While many people may disagree, I believe there are some so-called touristy experiences a traveler ought to do. See Venice by gondola, for instance. Or climb at least part of the Great Wall in China. I’ve done both of those and don’t regret either. The magic of Venice was best felt from the water. The Great Wall’s testament to the fortitude of a nation was best understood from the uneven, steep steps of the wall built more than 2,000 years ago.
So it’s no wonder I wanted to attend a luau when I visited Hawaii. I found the experience not only entertaining, but also educational and, thanks to the family putting on the show, not at all touristy. Instead, the luau I experienced in Kauai at the famous Tahiti Nui restaurant in Hanalei was steeped in culture and tradition and intended to help visitors better understand the place and the people of the area.

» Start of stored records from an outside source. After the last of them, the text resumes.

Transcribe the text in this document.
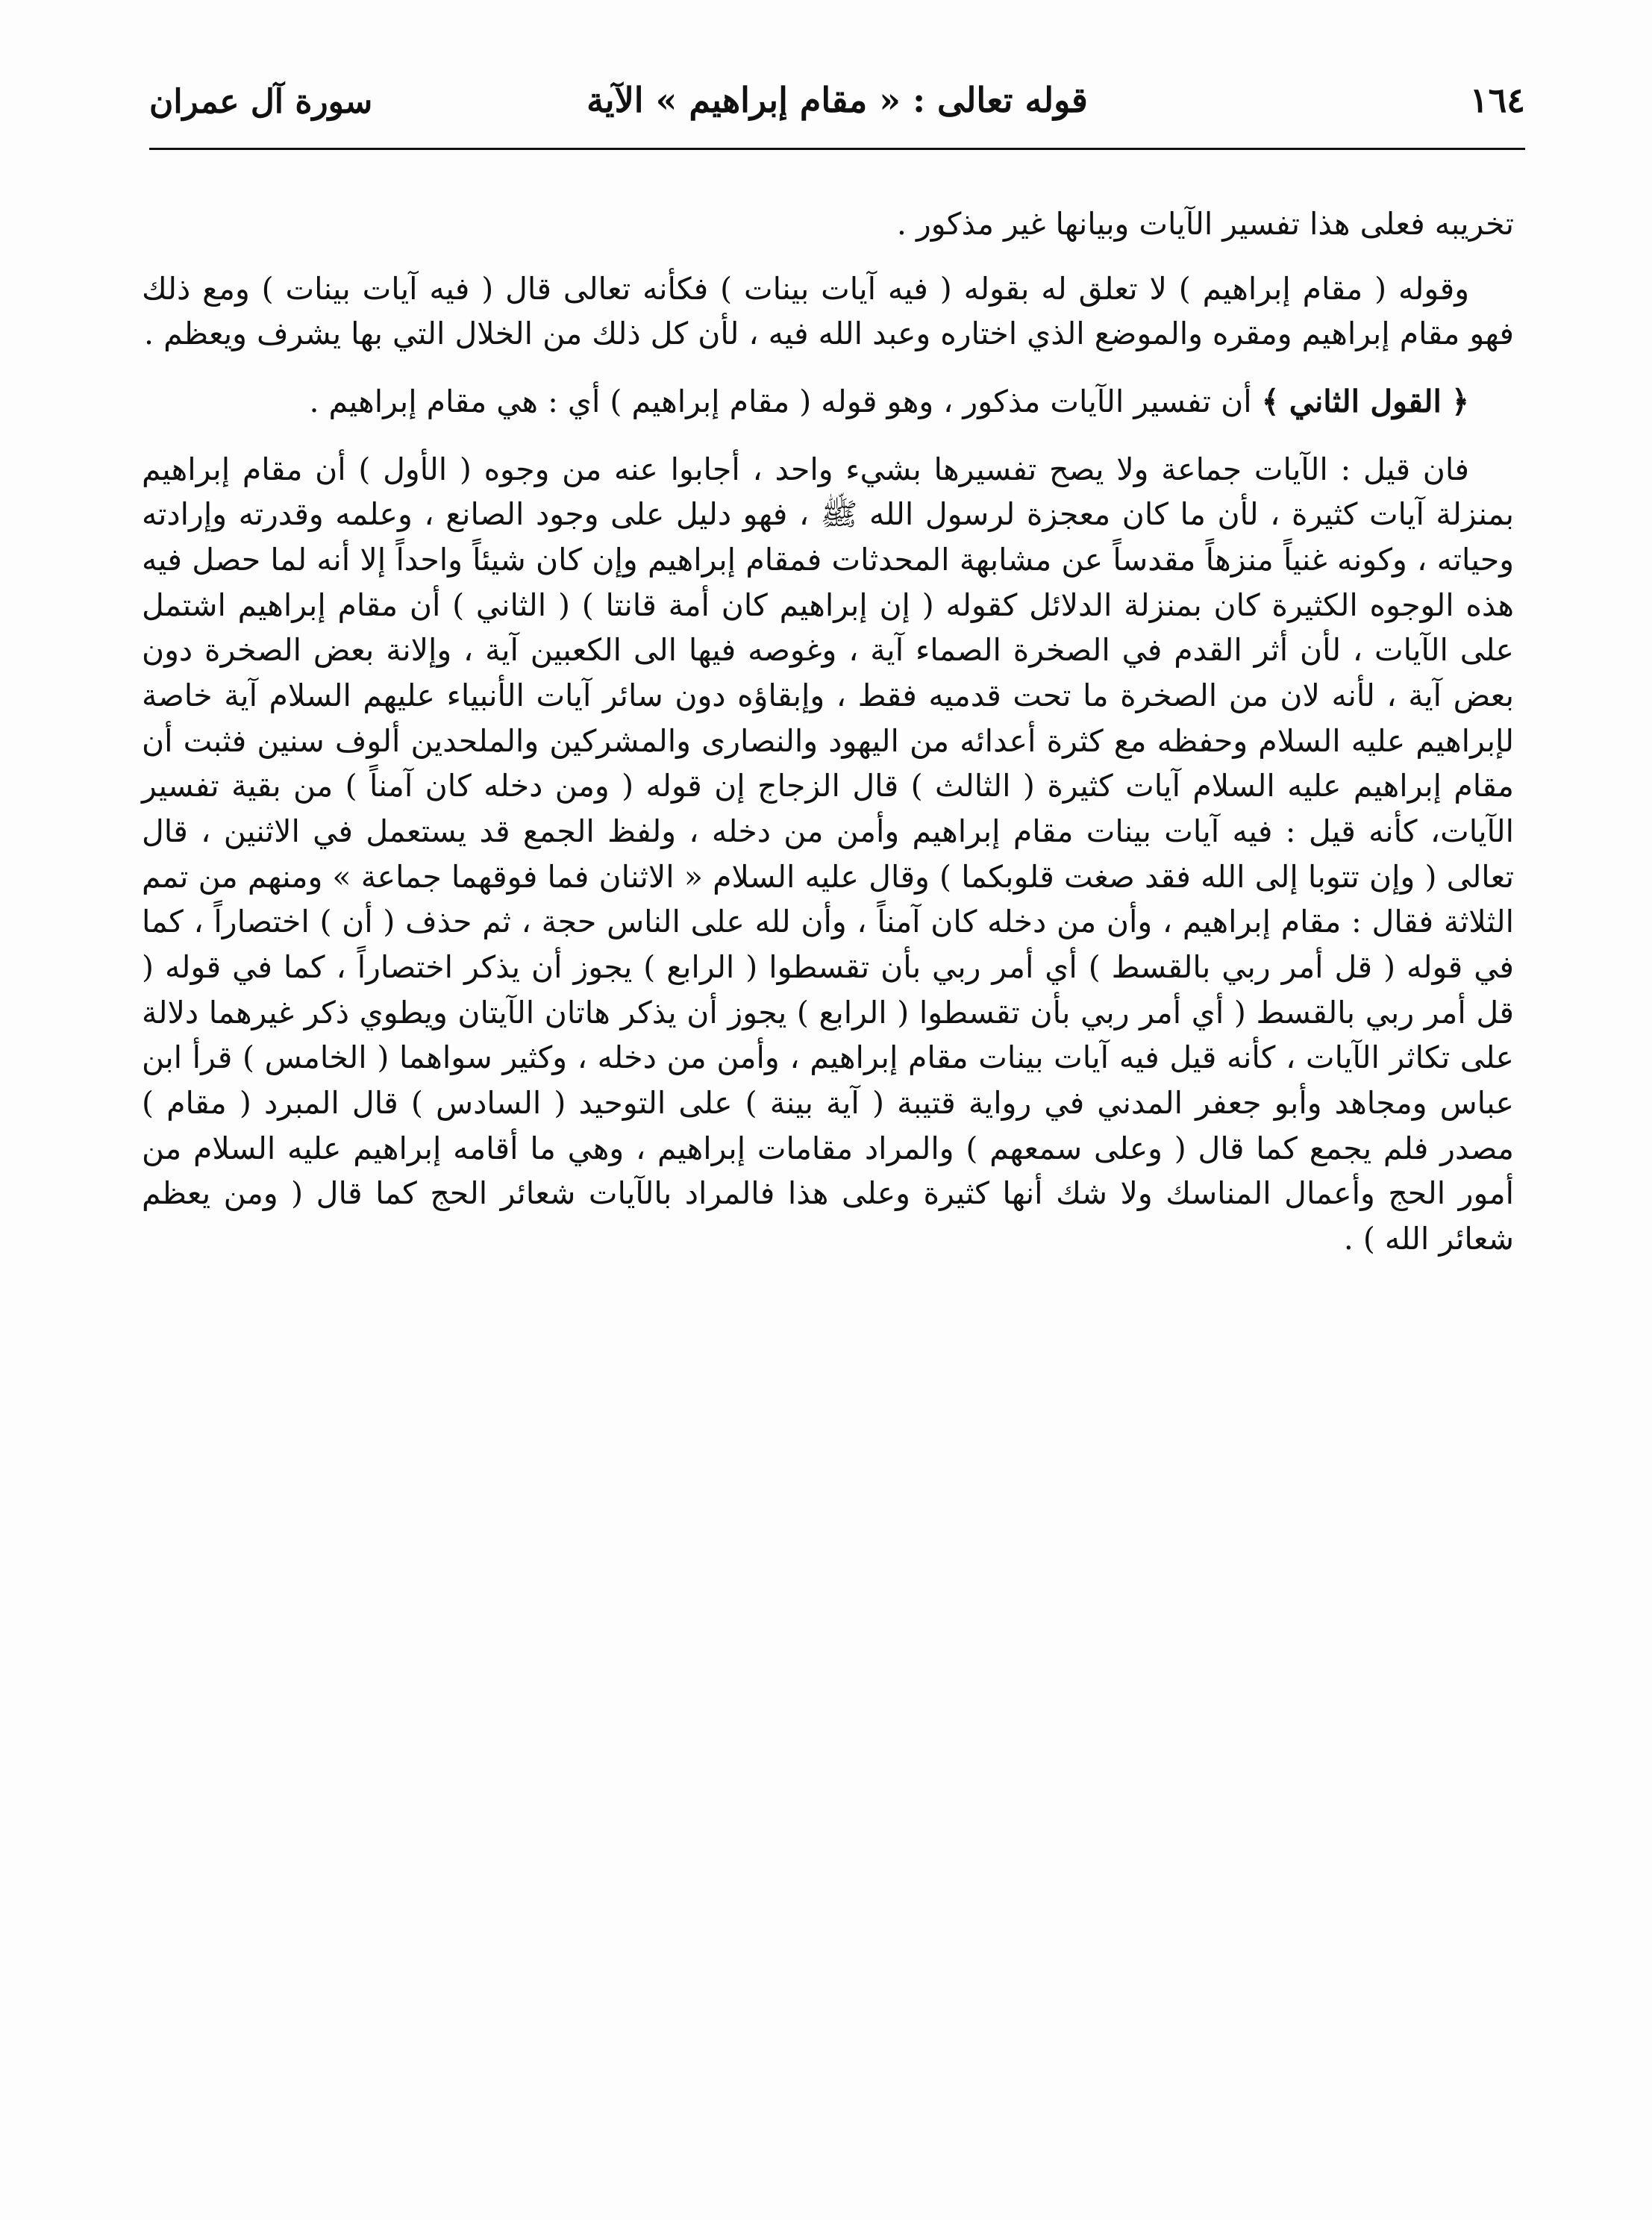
١٦٤
قوله تعالى : « مقام إبراهيم » الآية
سورة آل عمران

تخريبه فعلى هذا تفسير الآيات وبيانها غير مذكور .

وقوله ( مقام إبراهيم ) لا تعلق له بقوله ( فيه آيات بينات ) فكأنه تعالى قال ( فيه آيات بينات ) ومع ذلك فهو مقام إبراهيم ومقره والموضع الذي اختاره وعبد الله فيه ، لأن كل ذلك من الخلال التي بها يشرف ويعظم .

﴿ القول الثاني ﴾ أن تفسير الآيات مذكور ، وهو قوله ( مقام إبراهيم ) أي : هي مقام إبراهيم .

فان قيل : الآيات جماعة ولا يصح تفسيرها بشيء واحد ، أجابوا عنه من وجوه ( الأول ) أن مقام إبراهيم بمنزلة آيات كثيرة ، لأن ما كان معجزة لرسول الله ﷺ ، فهو دليل على وجود الصانع ، وعلمه وقدرته وإرادته وحياته ، وكونه غنياً منزهاً مقدساً عن مشابهة المحدثات فمقام إبراهيم وإن كان شيئاً واحداً إلا أنه لما حصل فيه هذه الوجوه الكثيرة كان بمنزلة الدلائل كقوله ( إن إبراهيم كان أمة قانتا ) ( الثاني ) أن مقام إبراهيم اشتمل على الآيات ، لأن أثر القدم في الصخرة الصماء آية ، وغوصه فيها الى الكعبين آية ، وإلانة بعض الصخرة دون بعض آية ، لأنه لان من الصخرة ما تحت قدميه فقط ، وإبقاؤه دون سائر آيات الأنبياء عليهم السلام آية خاصة لإبراهيم عليه السلام وحفظه مع كثرة أعدائه من اليهود والنصارى والمشركين والملحدين ألوف سنين فثبت أن مقام إبراهيم عليه السلام آيات كثيرة ( الثالث ) قال الزجاج إن قوله ( ومن دخله كان آمناً ) من بقية تفسير الآيات، كأنه قيل : فيه آيات بينات مقام إبراهيم وأمن من دخله ، ولفظ الجمع قد يستعمل في الاثنين ، قال تعالى ( وإن تتوبا إلى الله فقد صغت قلوبكما ) وقال عليه السلام « الاثنان فما فوقهما جماعة » ومنهم من تمم الثلاثة فقال : مقام إبراهيم ، وأن من دخله كان آمناً ، وأن لله على الناس حجة ، ثم حذف ( أن ) اختصاراً ، كما في قوله ( قل أمر ربي بالقسط ) أي أمر ربي بأن تقسطوا ( الرابع ) يجوز أن يذكر اختصاراً ، كما في قوله ( قل أمر ربي بالقسط ( أي أمر ربي بأن تقسطوا ( الرابع ) يجوز أن يذكر هاتان الآيتان ويطوي ذكر غيرهما دلالة على تكاثر الآيات ، كأنه قيل فيه آيات بينات مقام إبراهيم ، وأمن من دخله ، وكثير سواهما ( الخامس ) قرأ ابن عباس ومجاهد وأبو جعفر المدني في رواية قتيبة ( آية بينة ) على التوحيد ( السادس ) قال المبرد ( مقام ) مصدر فلم يجمع كما قال ( وعلى سمعهم ) والمراد مقامات إبراهيم ، وهي ما أقامه إبراهيم عليه السلام من أمور الحج وأعمال المناسك ولا شك أنها كثيرة وعلى هذا فالمراد بالآيات شعائر الحج كما قال ( ومن يعظم شعائر الله ) .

If you’ve seen the movie “The Descendants,” Tahiti Nui is the restaurant where George Clooney’s character meets up with his cousin (played by Beau Bridges). The luau is held in a banquet room at the restaurant once a week and its indoor location makes for an intimate environment with seating close to the performers.
The luau begins with a short walk outside to where the pig is being cooked in a traditional underground pit. The pig is taken out of the imu (pit) and its wrappings of banana leaves and burlap are removed while visitors hear about the work and long hours involved in the cooking process. Visitors then get to taste the succulent pork, still steaming hot. Delicious!
Back inside, dinner is served buffet style with Mai Tais, rice, the pork and more. Seating is family style so you can make new friends while enjoying the meal.
Then, the show begins. The importance of “Aloha” is shared (see my earlier post on this multidimensional word) and the history of the hula is told while dancers perform. We learned about hula schools and competitions, how the hand motions of the dance represent words in the songs being sung, and the rigorous training needed to properly perform what is a complex and beautiful form of art. A more traditional hula kicked off the show and the dramatic fire dance ended it. Touristy or not, it’s an experience I highly recommend.